Can I get old criminal charges off my record?
Many times EXPUNGEMENT is available to clean up your background check and get your name and charges off the internet (OSCN). Whether you are eligible for a full expungement or partial expungement depends on what type of sentence you received, whether charges were filed, whether or not you were convicted, and whether it was a felony or a misdemeanor. Contact my office and I will happily help you clean up your record.

I got a DUI! What do I do?
You only have a short number of days after your arrest to contact DPS in an attempt to keep your driver's license. This is why it is very important to hire a lawyer immediately, even if your first court appearance on the DUI charge is not for another month or so. If you're like most people, keeping your license is just as important to you as the corollary criminal charge you're facing. I will protect your rights with DPS as well as in court. In court, we have several options that I can go over with you during your free initial consultation. Time is very important in DUI cases; depending on the facts of your case, I may want evidence collected from your person preserved for independent testing and need to request that in writing from law enforcement. Do not delay contacting an attorney if you have been charged with DUI.

There's a warrant out for my arrest! What can I do?
Call my office and we can decide whether we need to contact a bondsman or if the charge is eligible for an OR (or PR) bond. We can then do what's called a "walk through." Once you post bond or an OR bond is granted, you will be processed on it and will typically have your arraignment that afternoon. You will then be free to go until our next court date and the warrant will no longer be active. It is important to take care of active warrants; not only does it look worse if you get picked up on them involuntarily, but that will often result in you spending more time in jal before I or a bondsman can get you out.

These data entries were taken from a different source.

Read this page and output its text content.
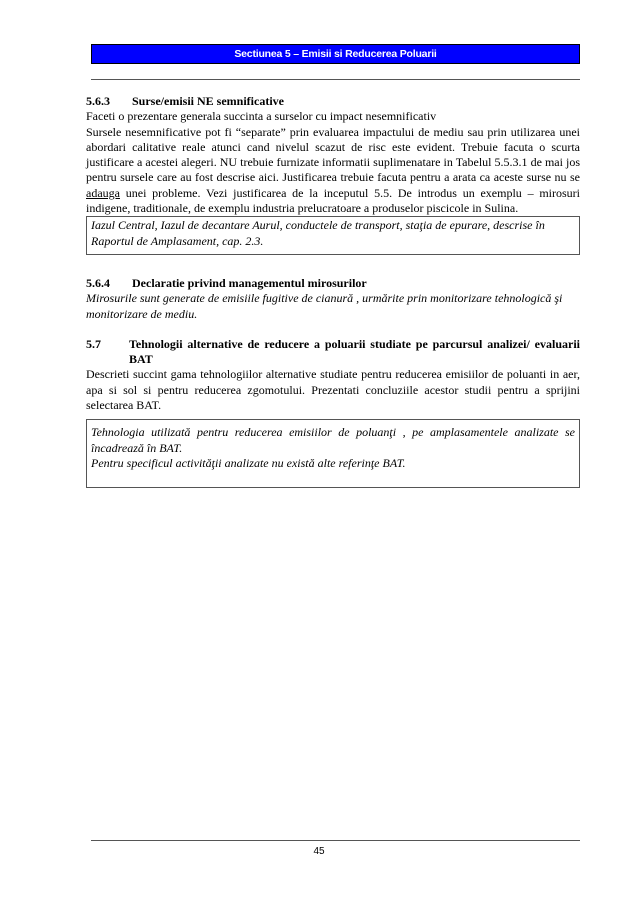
Sectiunea 5 – Emisii si Reducerea Poluarii

5.6.3 Surse/emisii NE semnificative

Faceti o prezentare generala succinta a surselor cu impact nesemnificativ

Sursele nesemnificative pot fi “separate” prin evaluarea impactului de mediu sau prin utilizarea unei abordari calitative reale atunci cand nivelul scazut de risc este evident. Trebuie facuta o scurta justificare a acestei alegeri. NU trebuie furnizate informatii suplimenatare in Tabelul 5.5.3.1 de mai jos pentru sursele care au fost descrise aici. Justificarea trebuie facuta pentru a arata ca aceste surse nu se adauga unei probleme. Vezi justificarea de la inceputul 5.5. De introdus un exemplu – mirosuri indigene, traditionale, de exemplu industria prelucratoare a produselor piscicole in Sulina.

Iazul Central, Iazul de decantare Aurul, conductele de transport, staţia de epurare, descrise în Raportul de Amplasament, cap. 2.3.

5.6.4 Declaratie privind managementul mirosurilor

Mirosurile sunt generate de emisiile fugitive de cianură , urmărite prin monitorizare tehnologică şi monitorizare de mediu.

5.7	Tehnologii alternative de reducere a poluarii studiate pe parcursul analizei/ evaluarii BAT

Descrieti succint gama tehnologiilor alternative studiate pentru reducerea emisiilor de poluanti in aer, apa si sol si pentru reducerea zgomotului. Prezentati concluziile acestor studii pentru a sprijini selectarea BAT.

Tehnologia utilizată pentru reducerea emisiilor de poluanţi , pe amplasamentele analizate se încadrează în BAT.

Pentru specificul activităţii analizate nu există alte referinţe BAT.

45
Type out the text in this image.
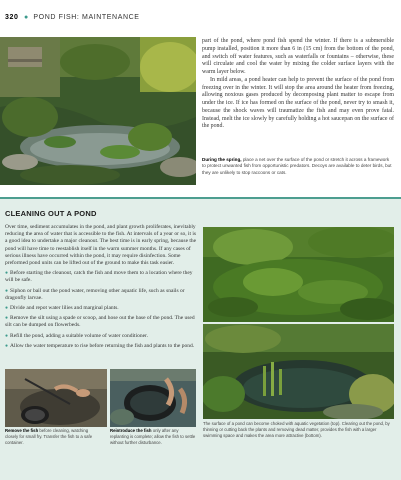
320 ● POND FISH: MAINTENANCE

part of the pond, where pond fish spend the winter. If there is a submersible pump installed, position it more than 6 in (15 cm) from the bottom of the pond, and switch off water features, such as waterfalls or fountains – otherwise, these will circulate and cool the water by mixing the colder surface layers with the warm layer below.

In mild areas, a pond heater can help to prevent the surface of the pond from freezing over in the winter. It will stop the area around the heater from freezing, allowing noxious gases produced by decomposing plant matter to escape from under the ice. If ice has formed on the surface of the pond, never try to smash it, because the shock waves will traumatize the fish and may even prove fatal. Instead, melt the ice slowly by carefully holding a hot saucepan on the surface of the pond.

During the spring, place a net over the surface of the pond or stretch it across a framework to protect unwanted fish from opportunistic predators. Decoys are available to deter birds, but they are unlikely to stop raccoons or cats.
CLEANING OUT A POND

Over time, sediment accumulates in the pond, and plant growth proliferates, inevitably reducing the area of water that is accessible to the fish. At intervals of a year or so, it is a good idea to undertake a major cleanout. The best time is in early spring, because the pond will have time to reestablish itself in the warm summer months. If any cases of serious illness have occurred within the pond, it may require disinfection. Some preformed pond units can be lifted out of the ground to make this task easier.

● Before starting the cleanout, catch the fish and move them to a location where they will be safe.

● Siphon or bail out the pond water, removing other aquatic life, such as snails or dragonfly larvae.

● Divide and repot water lilies and marginal plants.

● Remove the silt using a spade or scoop, and hose out the base of the pond. The used silt can be dumped on flowerbeds.

● Refill the pond, adding a suitable volume of water conditioner.

● Allow the water temperature to rise before returning the fish and plants to the pond.

Remove the fish before cleaning, watching closely for small fry. Transfer the fish to a safe container.
Reintroduce the fish only after any replanting is complete; allow the fish to settle without further disturbance.
The surface of a pond can become choked with aquatic vegetation (top). Clearing out the pond, by thinning or cutting back the plants and removing dead matter, provides the fish with a larger swimming space and makes the area more attractive (bottom).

Do I have to let the police search me or my car when they ask?
Absolutely not. Unless the police have a search warrant or have just placed you under arrest, you have an absoulte right to politely but firmly say "no" to any request to search.

Will you fight for me?
Absolutely! I will fight for you in the most effective way there is: professionally. Contrary to what television portrays, it is not in your best interests to hire a lawyer who is abrasive, mean and/or underhanded. Lawyers who have a good, professional working relationship with the opposing side are the most successful at what we do. I will protect your rights, try to get you the best deal possible if that's what you want or try your case to a jury if that's what you want: and throughout the process I will fight for you in a professional manner, which gets the best results in criminal cases.

Will you work harder for me if I am innocent?
I work hard for all my clients, period. Because the majority of criminal cases end in a negotiated plea agreement, you do not have to be innocent to get a good result. If you want a trial, the foundation of our criminal justice system is holding the State of Oklahoma to its burden of proof. If the government does not have enough evidence to convict you, the Constitution demands an acquittal regardless of actual guilt or innocence. Guilt/innocence only affects the OPTIONS I have in defending you. For example, if you want to maintain your innocence but still take advantage of a plea offer, I would not advise you to enter a guilty plea under oath. There are alternatives to pleading guilty that I can go over with you, such as entering an Alford plea. Another example is if you want to testify at your trial. If you tell me you committed the crime, I cannot put you on the stand to say you didn't, because I have a duty to the Court to only offer truthful testimony. In this scenario I will try to work your case out or advise you not to testify. These are examples where your actual guilt or innocence affects my OPTIONS in defending you, but in no way does your guilt or innocence affect how hard I will work for you. I am on YOUR SIDE.